Thursday, January 22, 2009

English as a global language

I often overlook the opportunities I’ve been given as a native English speaker. I don’t have any teaching qualifications and don’t plan to make a career as an English teacher, but it has been a good way to live here and support myself. There’s never been another language that has reached the scope and influence of English. Latin was the lingua franca of Europe for centuries, but it never reached a global scale (I guess it has in scientific nomenclature, but it’s not used much in any other context).

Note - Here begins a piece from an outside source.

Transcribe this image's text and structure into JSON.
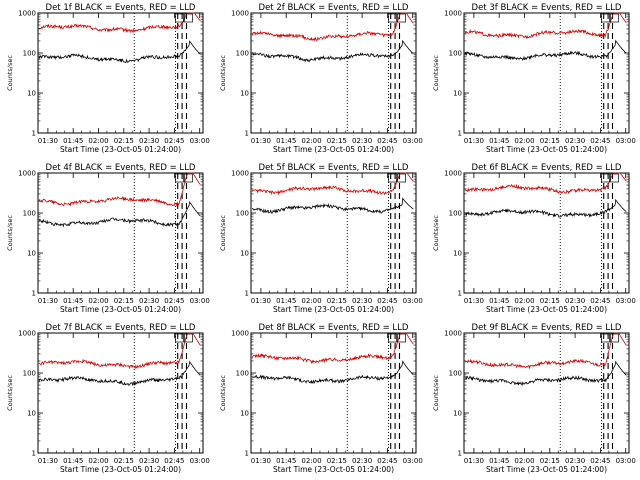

At the earliest stages of globalization, languages and cultures and economic systems mixed as people traveled and traded around the world, and what happens with any clash between standards (not unlike VHS versus Beta or BluRay versus HDVD), the most popular one – not always the best one – wins out entirely and becomes the standard. In this case, the Anglo-American culture and economic system was the most powerful, so it became the world standard. There’s never been language teachers travelling the globe as there are today with English teachers, so I should consider myself lucky having been born at the time and place where I was. On a related note, last week I went to a gathering for a Changzhou expat group and the language everyone used to converse was English, even though less than a quarter of the attendees were from English speaking countries. It was mostly Europeans, particularly from France, Germany and Austria, and a few from Turkey. In general, among the foreign companies in Changzhou, if they aren’t Japanese, Taiwanese, or Korean, then they are most likely French or German.

The Chinese script had a similar role in East Asia as Latin did in western Europe. The system of Chinese characters is one part of the written Japanese language and was formerly used in the Vietnamese and Korean languages. Chinese will become more important as a world language (see an excellent article on the spread of Mandarin) but, to make a snap judgment, it’s unlikely to become the global language when English is already so widely in use around the world in business and academia. And Chinese has some disadvantages that limit it’s appeal beyond East Asia, such as the difficult writing system. Another related note: one of the eminent American scholars of the Chinese language, John DeFrancis, died this month. He was a persistent critic of the Chinese writing system and advocated reforms that went far beyond the simplification of a number of common characters in the mid-20th century.

One of the reasons English has been widely adopted and extremely successful as a world language is because it adopts foreign words and phrases so easily (but that does make spelling difficult; I’m often explaining to students “this is a French word, that’s why the vowels are strange” or “this word comes from Greek, that’s why the ‘ph’ is used in place of ‘f’). Chinese has no easy method of importing foreign words; acronyms are left unchanged but foreign words and names are translated into characters that sound similar (or close enough). I like learning the names of foreign people, cities, and companies, because some are hilarious ( “Mi er wo ji” for Milwaukee, “Pu li se tong ne” for Bridgestone, “A nuo Shi wa xin ge” for Arnold Schwarzenegger – the last two sound pretty close if you say them fast). Interestingly, Japanese has a separate alphabet, in addition to using traditional Chinese characters, that is used for transcribing foreign words.

One consequence of the large number of speakers using English as a second language and the flexibility of the English lexicon and grammar is that it is rapidly evolving outside of the countries where it is officially spoken. When there are many more students learning English in China than are people in the United States, it will be altered a great deal by those second language speakers, and we should realize that we now have far less influence over how it evolves.

Finally, here’s a discussion of the few English words that come from Chinese (from the obvious – ginseng – to the unexpected – ketchup).

1 comment:

Anonymous said...

Your blogs always add a new twist to my thinking. We are lucky to have English as our native language. I also like what you said on the eve of Obama's inaugeration. I was filled with pride and amazement as I watched the ceremony. I am so impressed with Obama.